From the information above we can confirm our hypothesis and continue to delete those columns, we can also asume that the DFdocuments is going to be fairle useless for DMs so we will not cosider it in the future.

In [12]:
# List of dataframes
dfs = [DFarmor,DFbackgrounds,DFconditions,DFfeats,DFmagicitems,
       DFmonsters,DFplanes,DFraces,DFsections,DFspelllist,DFweapons]

# Common columns to delete
common_columns = ['slug','document__slug','document__title', 'document__license_url', 'document__url']

# Loop through each dataframe
for df in dfs:
    # Delete common columns from the dataframe
    df.drop(columns=common_columns, axis=1, inplace=True, errors='ignore')


In [27]:
#Iterate through the dfs list to check that everything is all right.
#But first we expand the list to contain all the dfs and sort it so its alphabetiaclly ordered
dfs = [DFarmor,DFbackgrounds,DFclasses,DFconditions,DFfeats,DFmagicitems,
       DFmonsters,DFplanes,DFraces,DFsections,DFspelllist,DFspells,DFweapons]
dfs[2].columns

Index(['name', 'desc', 'hit_dice', 'hp_at_1st_level', 'hp_at_higher_levels',
       'prof_armor', 'prof_weapons', 'prof_tools', 'prof_saving_throws',
       'prof_skills', 'equipment', 'table', 'spellcasting_ability',
       'subtypes_name', 'archetypes'],
      dtype='object')

## What the hell is actually in this data?

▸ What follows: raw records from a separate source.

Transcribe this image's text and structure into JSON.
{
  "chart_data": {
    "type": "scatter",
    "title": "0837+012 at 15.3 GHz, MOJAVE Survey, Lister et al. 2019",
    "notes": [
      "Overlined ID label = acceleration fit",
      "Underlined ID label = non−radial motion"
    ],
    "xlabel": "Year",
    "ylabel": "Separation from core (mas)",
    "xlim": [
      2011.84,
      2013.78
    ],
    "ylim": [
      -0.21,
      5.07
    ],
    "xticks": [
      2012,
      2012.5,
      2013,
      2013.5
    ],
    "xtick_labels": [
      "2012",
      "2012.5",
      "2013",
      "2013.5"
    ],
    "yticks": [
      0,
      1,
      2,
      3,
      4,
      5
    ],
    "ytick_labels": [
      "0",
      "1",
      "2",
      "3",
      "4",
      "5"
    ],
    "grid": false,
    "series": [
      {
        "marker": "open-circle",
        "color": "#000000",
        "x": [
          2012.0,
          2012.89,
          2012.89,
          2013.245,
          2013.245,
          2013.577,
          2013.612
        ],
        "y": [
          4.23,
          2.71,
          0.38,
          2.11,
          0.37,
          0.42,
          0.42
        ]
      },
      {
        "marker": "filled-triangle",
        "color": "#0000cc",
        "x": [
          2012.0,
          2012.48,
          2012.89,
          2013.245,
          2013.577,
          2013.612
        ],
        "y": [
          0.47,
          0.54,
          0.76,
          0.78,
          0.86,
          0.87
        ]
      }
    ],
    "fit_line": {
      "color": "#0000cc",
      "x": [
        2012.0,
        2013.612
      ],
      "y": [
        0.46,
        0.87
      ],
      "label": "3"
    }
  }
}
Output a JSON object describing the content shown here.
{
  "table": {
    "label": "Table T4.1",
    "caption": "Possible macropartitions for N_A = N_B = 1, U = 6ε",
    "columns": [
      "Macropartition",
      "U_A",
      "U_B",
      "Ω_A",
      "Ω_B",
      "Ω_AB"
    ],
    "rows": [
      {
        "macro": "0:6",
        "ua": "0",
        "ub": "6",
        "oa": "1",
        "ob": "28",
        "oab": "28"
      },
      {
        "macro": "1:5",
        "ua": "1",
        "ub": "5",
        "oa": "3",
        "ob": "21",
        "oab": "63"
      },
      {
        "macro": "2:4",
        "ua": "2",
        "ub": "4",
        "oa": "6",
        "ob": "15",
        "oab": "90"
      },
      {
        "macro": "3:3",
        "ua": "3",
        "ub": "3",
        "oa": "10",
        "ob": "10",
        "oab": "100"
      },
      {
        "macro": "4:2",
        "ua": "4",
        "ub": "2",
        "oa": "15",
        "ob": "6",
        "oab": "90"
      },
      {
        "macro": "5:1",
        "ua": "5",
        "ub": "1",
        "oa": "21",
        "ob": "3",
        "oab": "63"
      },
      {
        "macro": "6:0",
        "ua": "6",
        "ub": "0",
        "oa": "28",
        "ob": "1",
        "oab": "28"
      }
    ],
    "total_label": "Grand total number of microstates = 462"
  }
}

Lets see which classes are available and their sub classes.

In [30]:
DFclasses.name

0     Barbarian
1          Bard
2        Cleric
3         Druid
4       Fighter
5          Monk
6       Paladin
7        Ranger
8         Rogue
9      Sorcerer
10      Warlock
11       Wizard
Name: name, dtype: object

So all the oficial classes except for the artificer. How about subclasses?

In [42]:
DFclasses.archetypes[0]

'[{\'name\': \'Path of the Berserker\', \'slug\': \'path-of-the-berserker\', \'desc\': "For some barbarians, rage is a means to an end- that end being violence. The Path of the Berserker is a path of untrammeled fury, slick with blood. As you enter the berserker\'s rage, you thrill in the chaos of battle, heedless of your own health or well-being. \\n \\n##### Frenzy \\n \\nStarting when you choose this path at 3rd level, you can go into a frenzy when you rage. If you do so, for the duration of your rage you can make a single melee weapon attack as a bonus action on each of your turns after this one. When your rage ends, you suffer one level of exhaustion (as described in appendix A). \\n \\n##### Mindless Rage \\n \\nBeginning at 6th level, you can\'t be charmed or frightened while raging. If you are charmed or frightened when you enter your rage, the effect is suspended for the duration of the rage. \\n \\n##### Intimidating Presence \\n \\nBeginning at 10th level, you can use your a

So the subclasses are hidden under all that pile of text, but we can see that there is a pattern to the information, we will exploit that in order to make a dicitonary with all the information correctly ordered.

In [87]:
# Extract the JSON string from the DataFrame
text =DFclasses.archetypes[0][1:-1]

# Correct the JSON string (replace single quotes with double quotes)
#json_str = json_str.replace("'", '"')

# Attempt to load JSON
text

'{\'name\': \'Path of the Berserker\', \'slug\': \'path-of-the-berserker\', \'desc\': "For some barbarians, rage is a means to an end- that end being violence. The Path of the Berserker is a path of untrammeled fury, slick with blood. As you enter the berserker\'s rage, you thrill in the chaos of battle, heedless of your own health or well-being. \\n \\n##### Frenzy \\n \\nStarting when you choose this path at 3rd level, you can go into a frenzy when you rage. If you do so, for the duration of your rage you can make a single melee weapon attack as a bonus action on each of your turns after this one. When your rage ends, you suffer one level of exhaustion (as described in appendix A). \\n \\n##### Mindless Rage \\n \\nBeginning at 6th level, you can\'t be charmed or frightened while raging. If you are charmed or frightened when you enter your rage, the effect is suspended for the duration of the rage. \\n \\n##### Intimidating Presence \\n \\nBeginning at 10th level, you can use your ac

We get a problem, so lets examine the problem

In [82]:
json_str[-2:-1]

'}'

In [None]:
we see that the problem is that some of the sigle quotes where just part of the text.